順調に生育中のあまうま大根。(下の写真は去年の12月のものです)。大根をまっすぐ・太く・ツヤ肌に育てるには多少のコツが必要です。種蒔きは一か所に5粒ほど。本葉が2〜3枚展開したら、一か所2本になるように間引きます。芽生えてすぐに間引かないのは成長を競わせて深く、まっすぐ根を伸ばすためです。次に本葉が5枚展開したら、2本を1本に間引きます。その頃から大根の肥大が始まりますので、すんなり太くなれるように一本立ちにするのです。

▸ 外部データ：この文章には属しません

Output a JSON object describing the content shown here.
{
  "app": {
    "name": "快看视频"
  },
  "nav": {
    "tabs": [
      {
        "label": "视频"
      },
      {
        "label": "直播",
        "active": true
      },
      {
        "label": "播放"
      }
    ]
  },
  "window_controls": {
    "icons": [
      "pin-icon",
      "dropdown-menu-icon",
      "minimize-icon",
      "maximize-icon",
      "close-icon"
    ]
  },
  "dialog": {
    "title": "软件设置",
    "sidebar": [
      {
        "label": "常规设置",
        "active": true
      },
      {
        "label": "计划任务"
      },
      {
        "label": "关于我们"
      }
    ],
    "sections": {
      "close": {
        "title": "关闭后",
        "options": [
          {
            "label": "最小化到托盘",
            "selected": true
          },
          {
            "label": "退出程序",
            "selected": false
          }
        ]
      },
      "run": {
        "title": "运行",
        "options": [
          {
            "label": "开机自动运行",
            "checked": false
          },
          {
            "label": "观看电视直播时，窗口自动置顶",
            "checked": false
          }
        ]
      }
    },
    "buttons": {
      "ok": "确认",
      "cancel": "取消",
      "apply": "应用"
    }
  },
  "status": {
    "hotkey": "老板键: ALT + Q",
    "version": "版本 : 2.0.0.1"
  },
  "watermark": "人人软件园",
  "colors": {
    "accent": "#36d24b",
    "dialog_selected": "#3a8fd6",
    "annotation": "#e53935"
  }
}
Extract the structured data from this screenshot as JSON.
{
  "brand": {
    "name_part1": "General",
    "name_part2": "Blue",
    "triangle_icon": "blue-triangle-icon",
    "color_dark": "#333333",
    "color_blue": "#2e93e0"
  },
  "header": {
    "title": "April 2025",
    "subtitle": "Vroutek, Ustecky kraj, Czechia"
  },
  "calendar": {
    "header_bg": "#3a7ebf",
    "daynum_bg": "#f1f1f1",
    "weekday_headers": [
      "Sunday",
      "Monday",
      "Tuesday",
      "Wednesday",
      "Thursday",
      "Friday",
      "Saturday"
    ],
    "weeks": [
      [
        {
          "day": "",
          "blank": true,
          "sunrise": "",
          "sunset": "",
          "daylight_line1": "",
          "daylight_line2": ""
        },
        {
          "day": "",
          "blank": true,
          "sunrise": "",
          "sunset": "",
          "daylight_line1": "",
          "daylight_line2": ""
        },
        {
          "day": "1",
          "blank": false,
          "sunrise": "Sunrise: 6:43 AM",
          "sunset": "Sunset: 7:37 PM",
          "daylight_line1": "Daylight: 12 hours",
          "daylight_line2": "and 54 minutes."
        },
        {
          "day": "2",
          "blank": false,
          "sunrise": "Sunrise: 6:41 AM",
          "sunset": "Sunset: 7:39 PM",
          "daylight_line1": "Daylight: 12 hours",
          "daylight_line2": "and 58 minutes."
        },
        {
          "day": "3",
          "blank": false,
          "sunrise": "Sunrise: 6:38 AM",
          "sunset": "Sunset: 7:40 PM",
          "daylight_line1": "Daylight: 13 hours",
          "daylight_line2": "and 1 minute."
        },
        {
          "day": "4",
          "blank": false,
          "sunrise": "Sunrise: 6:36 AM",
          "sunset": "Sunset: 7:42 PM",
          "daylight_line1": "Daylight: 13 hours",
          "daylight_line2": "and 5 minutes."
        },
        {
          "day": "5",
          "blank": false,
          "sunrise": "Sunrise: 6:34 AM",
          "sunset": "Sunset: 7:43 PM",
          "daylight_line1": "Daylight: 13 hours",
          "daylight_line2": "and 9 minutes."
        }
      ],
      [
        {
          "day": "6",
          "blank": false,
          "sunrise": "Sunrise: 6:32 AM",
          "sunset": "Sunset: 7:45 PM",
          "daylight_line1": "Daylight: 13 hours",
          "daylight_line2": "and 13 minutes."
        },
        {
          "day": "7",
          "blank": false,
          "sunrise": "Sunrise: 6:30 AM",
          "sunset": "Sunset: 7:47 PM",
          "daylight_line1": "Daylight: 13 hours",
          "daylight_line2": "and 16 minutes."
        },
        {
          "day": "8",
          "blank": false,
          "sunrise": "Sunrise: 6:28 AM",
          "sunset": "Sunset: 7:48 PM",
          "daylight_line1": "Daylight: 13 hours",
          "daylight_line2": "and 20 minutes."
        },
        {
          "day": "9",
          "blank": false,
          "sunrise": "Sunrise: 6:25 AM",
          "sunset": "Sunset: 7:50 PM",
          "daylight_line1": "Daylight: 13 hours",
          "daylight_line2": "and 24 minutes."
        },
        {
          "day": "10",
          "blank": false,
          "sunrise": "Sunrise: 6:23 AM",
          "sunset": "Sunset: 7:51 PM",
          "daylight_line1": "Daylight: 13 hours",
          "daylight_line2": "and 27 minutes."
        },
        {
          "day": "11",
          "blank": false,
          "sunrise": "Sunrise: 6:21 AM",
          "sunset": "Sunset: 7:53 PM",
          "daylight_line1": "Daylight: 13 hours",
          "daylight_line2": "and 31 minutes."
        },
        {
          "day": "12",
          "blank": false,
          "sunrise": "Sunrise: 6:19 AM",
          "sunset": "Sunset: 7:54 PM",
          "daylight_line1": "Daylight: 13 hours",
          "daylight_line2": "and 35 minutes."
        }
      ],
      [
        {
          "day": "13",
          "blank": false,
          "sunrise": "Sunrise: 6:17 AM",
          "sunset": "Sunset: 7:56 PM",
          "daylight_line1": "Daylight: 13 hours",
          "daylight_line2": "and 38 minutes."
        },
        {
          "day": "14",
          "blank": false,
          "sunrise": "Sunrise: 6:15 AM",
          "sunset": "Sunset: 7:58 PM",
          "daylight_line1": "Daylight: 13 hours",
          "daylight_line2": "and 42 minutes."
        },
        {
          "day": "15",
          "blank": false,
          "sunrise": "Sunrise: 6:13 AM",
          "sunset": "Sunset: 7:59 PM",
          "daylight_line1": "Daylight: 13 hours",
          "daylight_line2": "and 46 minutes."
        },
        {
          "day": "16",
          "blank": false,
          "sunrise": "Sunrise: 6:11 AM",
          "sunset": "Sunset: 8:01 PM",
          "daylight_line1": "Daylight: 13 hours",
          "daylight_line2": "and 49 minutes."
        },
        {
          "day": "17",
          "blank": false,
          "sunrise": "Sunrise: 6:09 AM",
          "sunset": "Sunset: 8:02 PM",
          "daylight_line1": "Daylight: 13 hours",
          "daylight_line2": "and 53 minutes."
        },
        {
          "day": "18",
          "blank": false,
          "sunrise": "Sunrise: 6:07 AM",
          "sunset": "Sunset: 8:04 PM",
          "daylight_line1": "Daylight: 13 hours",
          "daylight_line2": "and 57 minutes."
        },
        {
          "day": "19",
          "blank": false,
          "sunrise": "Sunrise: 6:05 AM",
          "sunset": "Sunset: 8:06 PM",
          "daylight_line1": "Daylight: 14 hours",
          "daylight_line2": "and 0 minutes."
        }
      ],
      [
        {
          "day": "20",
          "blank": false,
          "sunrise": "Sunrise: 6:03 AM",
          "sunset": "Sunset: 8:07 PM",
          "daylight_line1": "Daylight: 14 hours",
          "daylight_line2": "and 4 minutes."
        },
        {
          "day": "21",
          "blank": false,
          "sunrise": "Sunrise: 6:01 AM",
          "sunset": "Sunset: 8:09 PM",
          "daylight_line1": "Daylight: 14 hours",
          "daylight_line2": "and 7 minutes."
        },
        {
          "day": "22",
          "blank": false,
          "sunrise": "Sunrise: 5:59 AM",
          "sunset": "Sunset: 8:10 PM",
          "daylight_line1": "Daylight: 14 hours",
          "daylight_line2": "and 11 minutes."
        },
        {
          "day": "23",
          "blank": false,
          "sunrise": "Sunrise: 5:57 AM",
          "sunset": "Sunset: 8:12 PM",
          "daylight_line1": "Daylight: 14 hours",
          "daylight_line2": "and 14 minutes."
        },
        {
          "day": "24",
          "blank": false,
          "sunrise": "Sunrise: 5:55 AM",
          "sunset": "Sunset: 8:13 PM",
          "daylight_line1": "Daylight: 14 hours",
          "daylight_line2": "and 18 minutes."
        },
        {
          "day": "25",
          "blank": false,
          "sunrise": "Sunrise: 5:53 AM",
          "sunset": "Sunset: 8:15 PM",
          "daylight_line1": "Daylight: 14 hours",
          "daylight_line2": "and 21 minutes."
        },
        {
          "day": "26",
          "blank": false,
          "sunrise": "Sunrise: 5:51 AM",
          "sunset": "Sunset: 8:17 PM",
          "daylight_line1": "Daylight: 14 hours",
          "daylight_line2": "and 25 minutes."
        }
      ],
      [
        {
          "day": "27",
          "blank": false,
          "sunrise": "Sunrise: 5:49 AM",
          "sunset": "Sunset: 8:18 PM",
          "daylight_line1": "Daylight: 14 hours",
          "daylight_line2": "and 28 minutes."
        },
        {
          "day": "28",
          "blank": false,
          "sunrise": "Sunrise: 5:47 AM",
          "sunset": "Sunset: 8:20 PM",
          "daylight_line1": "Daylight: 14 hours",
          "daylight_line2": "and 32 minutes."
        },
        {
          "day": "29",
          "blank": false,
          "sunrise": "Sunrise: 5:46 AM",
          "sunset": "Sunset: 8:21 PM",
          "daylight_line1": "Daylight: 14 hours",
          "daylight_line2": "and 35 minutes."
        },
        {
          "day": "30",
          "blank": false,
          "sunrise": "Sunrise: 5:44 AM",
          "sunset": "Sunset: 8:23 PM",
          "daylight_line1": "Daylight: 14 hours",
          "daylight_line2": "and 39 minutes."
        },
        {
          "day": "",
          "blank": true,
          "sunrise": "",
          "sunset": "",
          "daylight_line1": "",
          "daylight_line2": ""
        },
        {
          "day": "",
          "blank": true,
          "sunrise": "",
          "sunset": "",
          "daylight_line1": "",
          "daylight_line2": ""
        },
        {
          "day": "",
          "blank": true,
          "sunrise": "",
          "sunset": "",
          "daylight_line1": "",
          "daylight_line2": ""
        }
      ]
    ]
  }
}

間引いた大根は葉が柔らかく、さっと茹でておひたしにすると最高に美味しいのです。大きくなった大根の葉は固くゴワゴワしていますので、炒めて食べるのに向いています。野菜を育てる魅力のひとつに、野菜の成長過程で出会える間引き菜等の味があります。これこそ市場に出回らない味のひとつであり、旬の味なのです。

以前の記事に北大路魯山人のお話を書かせていただきましたが、氏の名言に次のようなものがあります。「牛肉が上等で大根が安物だと思ってはいけない。食材というものが何万、何千あるか知らないが、ひとつとしてそれ独自の味を有しないものはない。どんなものにも、他のものでは代用し得ない持ち味があるものだ。利用し得るもの総てを利用してこそ、料理人たるの資格があると言い得られる。それこそ料理の心というものである。」


その季節のものを無駄なく、美味しくいただく心は、イタリア料理のそれに通じるものがあるようです。